Paterson Daily Register - October 20, 1863
While the paper heaped praise on a number of the participants, one who apparently earned his accolades was one Jimmy Demarest since he moved up to play center field for the Eagle Club of New York about two months later. Although not one of the most successful clubs on the field, the Eagle Club had a long history and in the early 1850's was, along with the Gothams and Knickerbockers, one of only three teams playing competitive matches. There are multiple New Jersey connections to the Eagle Club which at some point merits more detailed attention. In addition to Demarest, at least three other Eagle players in the above box score got started in New Jersey, Bixby with the Pioneer Club of Jersey City, Salisbury with the Hoboken team and Shaffer from the Hamilton Club also of Jersey City. The Hudson County pipeline to the Eagle Club makes sense, especially since the Eagles played and practiced in Hoboken, but the quick transition of a Paterson player is a little more unusual.
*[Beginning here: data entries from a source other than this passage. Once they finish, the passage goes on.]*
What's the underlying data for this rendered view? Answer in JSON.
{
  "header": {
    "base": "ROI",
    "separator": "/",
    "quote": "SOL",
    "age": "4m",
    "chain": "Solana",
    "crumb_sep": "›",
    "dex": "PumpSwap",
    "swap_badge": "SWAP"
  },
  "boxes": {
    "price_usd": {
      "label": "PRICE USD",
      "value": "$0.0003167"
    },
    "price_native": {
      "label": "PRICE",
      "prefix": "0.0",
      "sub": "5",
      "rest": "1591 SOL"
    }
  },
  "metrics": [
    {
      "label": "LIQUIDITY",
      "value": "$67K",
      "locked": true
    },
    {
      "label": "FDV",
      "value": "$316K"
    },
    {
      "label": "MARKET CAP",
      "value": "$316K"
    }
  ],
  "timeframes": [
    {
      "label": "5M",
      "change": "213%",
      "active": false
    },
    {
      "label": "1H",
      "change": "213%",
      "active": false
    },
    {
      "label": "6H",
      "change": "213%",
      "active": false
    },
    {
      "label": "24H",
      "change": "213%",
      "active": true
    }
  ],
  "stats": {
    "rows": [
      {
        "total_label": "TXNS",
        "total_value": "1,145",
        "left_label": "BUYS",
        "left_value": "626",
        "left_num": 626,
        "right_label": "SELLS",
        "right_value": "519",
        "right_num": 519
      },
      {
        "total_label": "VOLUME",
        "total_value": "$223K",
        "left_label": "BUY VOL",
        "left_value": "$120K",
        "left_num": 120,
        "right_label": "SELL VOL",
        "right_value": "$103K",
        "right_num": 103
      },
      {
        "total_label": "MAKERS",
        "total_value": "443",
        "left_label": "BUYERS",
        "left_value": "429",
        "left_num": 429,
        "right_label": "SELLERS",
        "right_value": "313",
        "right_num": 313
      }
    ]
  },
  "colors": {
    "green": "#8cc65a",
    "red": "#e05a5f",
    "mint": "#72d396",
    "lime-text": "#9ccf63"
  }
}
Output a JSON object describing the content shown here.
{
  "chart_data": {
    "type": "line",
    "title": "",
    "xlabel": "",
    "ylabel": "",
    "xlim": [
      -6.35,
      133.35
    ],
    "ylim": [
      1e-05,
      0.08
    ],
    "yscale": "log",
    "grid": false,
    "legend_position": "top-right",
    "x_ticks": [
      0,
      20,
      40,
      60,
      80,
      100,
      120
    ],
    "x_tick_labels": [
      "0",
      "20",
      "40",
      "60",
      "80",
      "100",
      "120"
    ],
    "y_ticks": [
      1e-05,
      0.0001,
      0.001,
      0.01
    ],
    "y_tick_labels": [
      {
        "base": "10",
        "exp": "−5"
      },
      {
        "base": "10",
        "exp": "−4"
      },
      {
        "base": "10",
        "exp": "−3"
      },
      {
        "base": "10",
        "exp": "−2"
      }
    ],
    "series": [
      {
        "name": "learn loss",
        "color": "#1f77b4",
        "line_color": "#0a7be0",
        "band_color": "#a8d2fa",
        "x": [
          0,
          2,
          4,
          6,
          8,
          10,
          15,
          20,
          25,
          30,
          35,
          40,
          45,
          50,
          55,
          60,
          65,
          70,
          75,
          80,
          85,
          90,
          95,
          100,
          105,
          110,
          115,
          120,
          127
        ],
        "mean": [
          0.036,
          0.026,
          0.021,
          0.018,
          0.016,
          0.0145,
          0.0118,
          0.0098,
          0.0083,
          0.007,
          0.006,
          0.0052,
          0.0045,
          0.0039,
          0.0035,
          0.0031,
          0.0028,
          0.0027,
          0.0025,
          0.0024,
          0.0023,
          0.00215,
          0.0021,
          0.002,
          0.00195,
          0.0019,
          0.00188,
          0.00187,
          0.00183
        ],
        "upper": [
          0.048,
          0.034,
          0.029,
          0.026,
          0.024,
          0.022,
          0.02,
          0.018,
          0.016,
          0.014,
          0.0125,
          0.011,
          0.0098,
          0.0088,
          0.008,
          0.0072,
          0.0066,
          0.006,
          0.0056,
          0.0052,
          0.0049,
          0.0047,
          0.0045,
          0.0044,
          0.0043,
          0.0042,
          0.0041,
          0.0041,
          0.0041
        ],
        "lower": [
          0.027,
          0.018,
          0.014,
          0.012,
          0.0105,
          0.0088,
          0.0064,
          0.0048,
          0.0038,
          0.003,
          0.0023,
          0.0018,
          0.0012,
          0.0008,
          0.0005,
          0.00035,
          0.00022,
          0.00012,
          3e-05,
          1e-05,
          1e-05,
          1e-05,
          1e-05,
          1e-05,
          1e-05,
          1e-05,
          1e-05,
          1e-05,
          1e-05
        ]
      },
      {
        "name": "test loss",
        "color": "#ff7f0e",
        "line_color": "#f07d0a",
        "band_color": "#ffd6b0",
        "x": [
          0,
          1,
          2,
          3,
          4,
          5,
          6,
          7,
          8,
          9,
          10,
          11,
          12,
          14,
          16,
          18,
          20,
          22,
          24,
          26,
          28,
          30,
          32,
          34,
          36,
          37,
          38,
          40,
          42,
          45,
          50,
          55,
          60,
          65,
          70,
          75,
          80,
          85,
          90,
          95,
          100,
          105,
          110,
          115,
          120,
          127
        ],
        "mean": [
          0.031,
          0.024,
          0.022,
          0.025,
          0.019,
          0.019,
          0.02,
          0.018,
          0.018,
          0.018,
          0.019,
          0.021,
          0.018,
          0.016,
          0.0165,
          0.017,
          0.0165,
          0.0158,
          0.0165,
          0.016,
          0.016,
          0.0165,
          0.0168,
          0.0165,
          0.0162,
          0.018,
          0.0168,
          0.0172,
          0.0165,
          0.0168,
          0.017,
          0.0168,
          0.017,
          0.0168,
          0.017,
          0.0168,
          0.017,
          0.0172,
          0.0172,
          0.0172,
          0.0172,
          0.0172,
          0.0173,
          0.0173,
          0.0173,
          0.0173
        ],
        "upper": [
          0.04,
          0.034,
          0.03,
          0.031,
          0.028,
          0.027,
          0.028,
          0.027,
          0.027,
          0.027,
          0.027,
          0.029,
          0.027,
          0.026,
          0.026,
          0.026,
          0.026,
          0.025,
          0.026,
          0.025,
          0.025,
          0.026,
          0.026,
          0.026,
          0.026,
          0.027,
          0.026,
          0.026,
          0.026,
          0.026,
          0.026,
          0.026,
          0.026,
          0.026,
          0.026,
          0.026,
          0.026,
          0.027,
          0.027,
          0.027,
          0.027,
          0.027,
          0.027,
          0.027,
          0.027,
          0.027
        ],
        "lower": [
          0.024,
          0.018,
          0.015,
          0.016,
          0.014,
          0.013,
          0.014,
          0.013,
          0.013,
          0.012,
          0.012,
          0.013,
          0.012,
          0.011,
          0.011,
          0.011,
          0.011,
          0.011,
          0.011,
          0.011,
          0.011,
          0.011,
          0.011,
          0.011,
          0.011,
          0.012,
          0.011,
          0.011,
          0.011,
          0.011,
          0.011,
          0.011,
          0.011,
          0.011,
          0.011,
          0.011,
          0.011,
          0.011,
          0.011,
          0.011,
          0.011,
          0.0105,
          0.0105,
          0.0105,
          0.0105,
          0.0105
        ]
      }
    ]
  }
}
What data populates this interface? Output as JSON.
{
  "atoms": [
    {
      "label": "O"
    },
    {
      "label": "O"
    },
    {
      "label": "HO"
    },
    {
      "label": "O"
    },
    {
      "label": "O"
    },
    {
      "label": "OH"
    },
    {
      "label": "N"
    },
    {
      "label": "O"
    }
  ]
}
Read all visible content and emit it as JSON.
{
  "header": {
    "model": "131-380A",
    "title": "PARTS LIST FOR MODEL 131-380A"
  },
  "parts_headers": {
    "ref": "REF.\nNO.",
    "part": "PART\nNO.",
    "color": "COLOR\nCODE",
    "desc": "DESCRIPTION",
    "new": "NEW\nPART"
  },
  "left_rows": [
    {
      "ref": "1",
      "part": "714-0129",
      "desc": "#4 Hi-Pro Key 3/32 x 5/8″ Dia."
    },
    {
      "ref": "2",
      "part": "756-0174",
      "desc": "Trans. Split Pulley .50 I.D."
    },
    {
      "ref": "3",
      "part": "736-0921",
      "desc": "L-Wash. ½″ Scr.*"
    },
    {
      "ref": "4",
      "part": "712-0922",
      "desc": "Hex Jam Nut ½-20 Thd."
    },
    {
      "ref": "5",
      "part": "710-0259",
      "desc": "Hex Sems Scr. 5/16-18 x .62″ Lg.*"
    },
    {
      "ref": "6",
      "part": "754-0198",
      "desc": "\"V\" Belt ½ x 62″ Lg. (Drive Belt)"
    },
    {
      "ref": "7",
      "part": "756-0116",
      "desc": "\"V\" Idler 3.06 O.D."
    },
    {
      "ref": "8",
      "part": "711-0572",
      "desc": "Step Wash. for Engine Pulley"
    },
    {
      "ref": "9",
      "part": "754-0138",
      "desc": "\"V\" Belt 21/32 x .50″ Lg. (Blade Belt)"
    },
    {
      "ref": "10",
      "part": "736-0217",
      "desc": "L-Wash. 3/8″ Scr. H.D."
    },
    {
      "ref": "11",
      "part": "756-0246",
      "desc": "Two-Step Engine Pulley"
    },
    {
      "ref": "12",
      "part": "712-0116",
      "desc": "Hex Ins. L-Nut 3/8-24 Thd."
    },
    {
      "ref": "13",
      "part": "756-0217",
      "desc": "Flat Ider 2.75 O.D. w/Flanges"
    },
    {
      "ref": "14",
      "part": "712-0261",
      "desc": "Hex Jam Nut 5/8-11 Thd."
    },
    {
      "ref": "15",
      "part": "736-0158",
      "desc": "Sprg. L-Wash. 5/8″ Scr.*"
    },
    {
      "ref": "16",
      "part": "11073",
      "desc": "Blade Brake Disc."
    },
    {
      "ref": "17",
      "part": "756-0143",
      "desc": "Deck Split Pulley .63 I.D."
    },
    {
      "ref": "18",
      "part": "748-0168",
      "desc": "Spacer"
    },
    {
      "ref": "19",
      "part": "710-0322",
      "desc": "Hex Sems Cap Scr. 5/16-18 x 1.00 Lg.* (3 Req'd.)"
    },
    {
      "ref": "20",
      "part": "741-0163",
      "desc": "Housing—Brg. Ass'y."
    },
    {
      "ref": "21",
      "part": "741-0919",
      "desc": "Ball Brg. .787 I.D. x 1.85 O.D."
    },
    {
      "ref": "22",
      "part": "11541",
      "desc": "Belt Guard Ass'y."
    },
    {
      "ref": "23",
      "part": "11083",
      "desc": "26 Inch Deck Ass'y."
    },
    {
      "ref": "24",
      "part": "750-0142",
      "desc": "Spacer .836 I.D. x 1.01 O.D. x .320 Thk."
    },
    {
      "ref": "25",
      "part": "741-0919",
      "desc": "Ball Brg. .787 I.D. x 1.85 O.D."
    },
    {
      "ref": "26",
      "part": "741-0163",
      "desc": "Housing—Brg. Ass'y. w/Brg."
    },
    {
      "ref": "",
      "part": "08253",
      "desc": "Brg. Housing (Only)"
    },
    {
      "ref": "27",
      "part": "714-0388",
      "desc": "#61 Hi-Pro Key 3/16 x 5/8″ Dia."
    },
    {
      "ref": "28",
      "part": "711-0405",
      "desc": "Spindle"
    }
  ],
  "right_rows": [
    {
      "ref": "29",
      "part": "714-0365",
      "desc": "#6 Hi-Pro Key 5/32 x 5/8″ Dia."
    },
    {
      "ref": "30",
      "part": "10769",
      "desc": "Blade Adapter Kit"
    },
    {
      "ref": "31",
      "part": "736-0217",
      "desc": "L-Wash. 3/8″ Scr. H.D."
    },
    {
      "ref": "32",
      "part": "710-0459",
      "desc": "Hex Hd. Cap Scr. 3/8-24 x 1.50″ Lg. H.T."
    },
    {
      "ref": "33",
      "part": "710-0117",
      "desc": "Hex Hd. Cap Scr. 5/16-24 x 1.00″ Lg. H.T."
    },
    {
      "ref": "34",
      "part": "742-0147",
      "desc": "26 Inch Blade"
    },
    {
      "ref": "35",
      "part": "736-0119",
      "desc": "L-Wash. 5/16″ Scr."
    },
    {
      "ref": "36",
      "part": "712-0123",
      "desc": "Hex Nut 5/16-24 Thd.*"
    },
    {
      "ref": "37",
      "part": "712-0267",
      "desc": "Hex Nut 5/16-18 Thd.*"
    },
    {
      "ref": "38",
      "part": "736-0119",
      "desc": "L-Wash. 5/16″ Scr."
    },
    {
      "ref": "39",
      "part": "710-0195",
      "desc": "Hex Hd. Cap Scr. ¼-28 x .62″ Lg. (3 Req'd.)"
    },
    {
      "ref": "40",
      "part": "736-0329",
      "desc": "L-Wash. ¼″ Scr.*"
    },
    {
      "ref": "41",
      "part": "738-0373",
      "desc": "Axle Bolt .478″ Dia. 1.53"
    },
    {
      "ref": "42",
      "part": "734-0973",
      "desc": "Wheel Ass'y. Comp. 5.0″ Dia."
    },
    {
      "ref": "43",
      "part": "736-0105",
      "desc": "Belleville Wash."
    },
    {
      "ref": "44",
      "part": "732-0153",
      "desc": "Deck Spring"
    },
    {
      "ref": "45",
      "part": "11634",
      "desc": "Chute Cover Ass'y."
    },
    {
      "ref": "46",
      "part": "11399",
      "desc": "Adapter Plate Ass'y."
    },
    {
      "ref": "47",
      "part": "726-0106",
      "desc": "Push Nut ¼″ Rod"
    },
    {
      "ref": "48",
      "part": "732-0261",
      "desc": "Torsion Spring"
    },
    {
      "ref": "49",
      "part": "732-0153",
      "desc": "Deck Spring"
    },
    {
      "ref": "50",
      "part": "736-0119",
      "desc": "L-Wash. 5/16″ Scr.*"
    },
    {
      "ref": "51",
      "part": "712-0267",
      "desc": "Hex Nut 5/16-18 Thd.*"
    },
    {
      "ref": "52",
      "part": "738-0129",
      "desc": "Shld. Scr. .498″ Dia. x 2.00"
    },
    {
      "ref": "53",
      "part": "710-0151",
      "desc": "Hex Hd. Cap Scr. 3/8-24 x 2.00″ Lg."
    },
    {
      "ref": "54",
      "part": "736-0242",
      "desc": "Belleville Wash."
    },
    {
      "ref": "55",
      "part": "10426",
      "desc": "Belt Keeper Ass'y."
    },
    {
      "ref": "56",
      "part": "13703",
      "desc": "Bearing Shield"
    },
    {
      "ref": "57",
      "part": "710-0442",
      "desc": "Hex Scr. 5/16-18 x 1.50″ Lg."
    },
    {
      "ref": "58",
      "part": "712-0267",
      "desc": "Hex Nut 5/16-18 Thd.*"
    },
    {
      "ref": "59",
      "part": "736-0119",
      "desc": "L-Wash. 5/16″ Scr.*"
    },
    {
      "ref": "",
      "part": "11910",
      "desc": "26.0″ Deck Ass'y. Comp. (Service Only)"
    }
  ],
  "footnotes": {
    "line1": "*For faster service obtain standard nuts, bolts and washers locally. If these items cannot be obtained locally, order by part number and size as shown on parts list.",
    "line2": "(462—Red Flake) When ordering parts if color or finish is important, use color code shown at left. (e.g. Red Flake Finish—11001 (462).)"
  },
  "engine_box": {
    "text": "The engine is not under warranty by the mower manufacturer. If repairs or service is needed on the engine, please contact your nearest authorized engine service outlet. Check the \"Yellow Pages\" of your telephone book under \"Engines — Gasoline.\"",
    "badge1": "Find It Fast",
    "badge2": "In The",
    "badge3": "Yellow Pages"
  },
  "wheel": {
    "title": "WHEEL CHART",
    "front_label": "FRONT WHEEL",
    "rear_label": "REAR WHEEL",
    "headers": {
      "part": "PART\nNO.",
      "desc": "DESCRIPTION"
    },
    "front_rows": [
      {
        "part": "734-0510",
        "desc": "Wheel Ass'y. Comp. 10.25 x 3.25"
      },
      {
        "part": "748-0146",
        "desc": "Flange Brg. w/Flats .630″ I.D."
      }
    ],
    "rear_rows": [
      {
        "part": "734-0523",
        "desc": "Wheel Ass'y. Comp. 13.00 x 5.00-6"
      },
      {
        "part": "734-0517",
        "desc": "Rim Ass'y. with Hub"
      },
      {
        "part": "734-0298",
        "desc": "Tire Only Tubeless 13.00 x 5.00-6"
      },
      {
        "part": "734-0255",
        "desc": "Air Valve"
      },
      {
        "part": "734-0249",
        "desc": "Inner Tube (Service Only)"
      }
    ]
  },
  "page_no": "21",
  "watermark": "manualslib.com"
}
The movement of New Jersey players to a New York club, anticipates Paterson's most famous 19th century team, the Olympics which helped four major leaguers including Mike "King" Kelly and Edward "The Only" Nolan get started. Another interesting thing about the Olympic Club is that 150 years ago, they visited Connecticut to take on four local teams, an experience the Neshanock will re-create in just a few weeks, although not by railroad and steamer. A contemporary account of the Olympic trip will be posted right before the Neshanock head for the Nutmeg State.